7. Implications and Future Directions

  • Practical guidance for deploying reasoning LLMs
  • Adapt test‑time compute per prompt difficulty. Route easy questions to sequential revisions; route hard ones to search (beam) with conservative budgets. This can save ∼4× inference compute without losing accuracy (Figures 4, 8).
  • When inference workload is small (R << 1) or problems are mostly easy/medium, prefer extra test‑time compute on a smaller model rather than training a much larger model (Figure 9).
  • Systems and product impact
  • On‑device or cost‑sensitive deployments may get strong reasoning by spending more inference compute adaptively instead of hosting very large models.
  • Agentic/self‑improving systems can use these policies to allocate compute among search, revision, and selection steps.
  • Research directions
  • Cheaper and more accurate difficulty prediction (Section 8): train a dedicated difficulty predictor; learn to interleave “assess difficulty” with “solve” to balance exploration vs. exploitation.
  • Stronger verifiers and safer optimization: improve PRM robustness to over‑optimization; calibrate step‑scores; regularize search to avoid degenerate short or repetitive solutions (Section 5.3; Appendix M).
  • Combining axes of test‑time compute (Section 8): integrate PRM tree search with revision models and critique‑and‑revise pipelines; study more sophisticated adaptive policies that decide when to switch between modes.
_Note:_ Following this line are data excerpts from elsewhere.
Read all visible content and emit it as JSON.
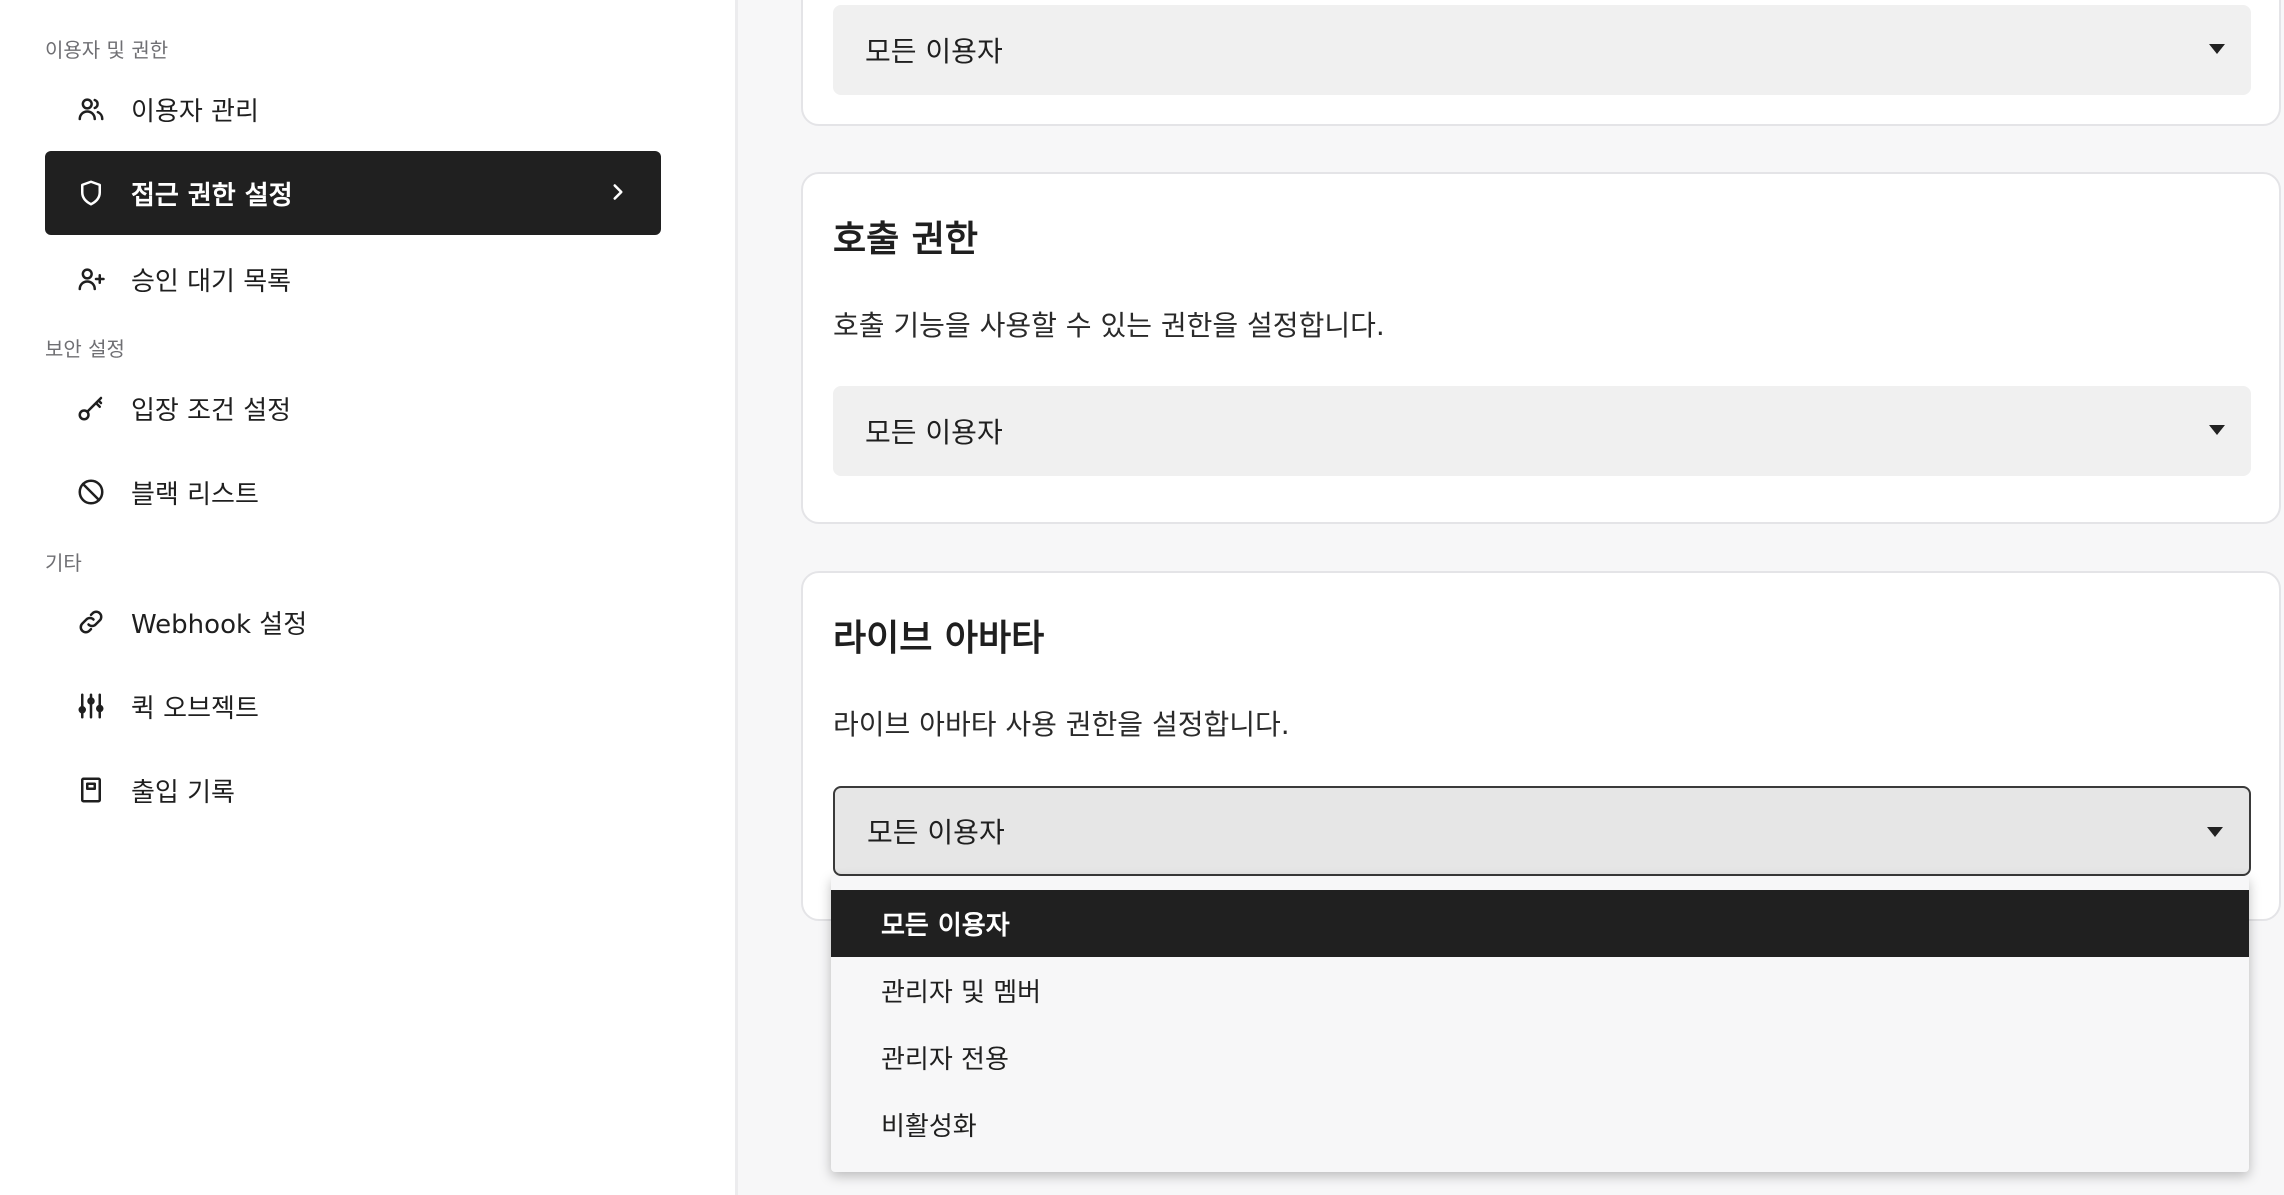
{
  "sidebar": {
    "sections": [
      {
        "label": "이용자 및 권한"
      },
      {
        "label": "보안 설정"
      },
      {
        "label": "기타"
      }
    ],
    "items": [
      {
        "label": "이용자 관리",
        "icon": "users-icon"
      },
      {
        "label": "접근 권한 설정",
        "icon": "shield-icon",
        "active": true
      },
      {
        "label": "승인 대기 목록",
        "icon": "user-plus-icon"
      },
      {
        "label": "입장 조건 설정",
        "icon": "key-icon"
      },
      {
        "label": "블랙 리스트",
        "icon": "ban-icon"
      },
      {
        "label": "Webhook 설정",
        "icon": "link-icon"
      },
      {
        "label": "퀵 오브젝트",
        "icon": "sliders-icon"
      },
      {
        "label": "출입 기록",
        "icon": "log-book-icon"
      }
    ]
  },
  "main": {
    "top_card": {
      "select_value": "모든 이용자"
    },
    "call_card": {
      "title": "호출 권한",
      "description": "호출 기능을 사용할 수 있는 권한을 설정합니다.",
      "select_value": "모든 이용자"
    },
    "avatar_card": {
      "title": "라이브 아바타",
      "description": "라이브 아바타 사용 권한을 설정합니다.",
      "select_value": "모든 이용자"
    },
    "dropdown": {
      "options": [
        "모든 이용자",
        "관리자 및 멤버",
        "관리자 전용",
        "비활성화"
      ],
      "selected": "모든 이용자"
    }
  },
  "colors": {
    "active_bg": "#202020",
    "select_bg": "#f0f0f0",
    "page_bg": "#f7f7f8"
  }
}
  • Distillation loops: feed the products of compute‑optimal inference back into training (self‑improvement with distillation), closing the loop between test‑time and train‑time compute (Section 8).
  • Broader benchmarks: replicate analyses on code reasoning, scientific QA, and multimodal tasks to establish generality.

Bottom line: Section 3 formalizes a per‑prompt, budget‑aware selection of inference strategies; Sections 5–6 show how to instantiate it with PRM search and revision models; Figures 4 and 8 demonstrate 4× efficiency gains over best‑of‑N; and Figure 9 maps the regimes where test‑time compute can beat scaling parameters by 14×. The approach reframes “thinking longer” at inference from a blunt tool into a policy decision that can rival, and sometimes replace, brute‑force model scaling.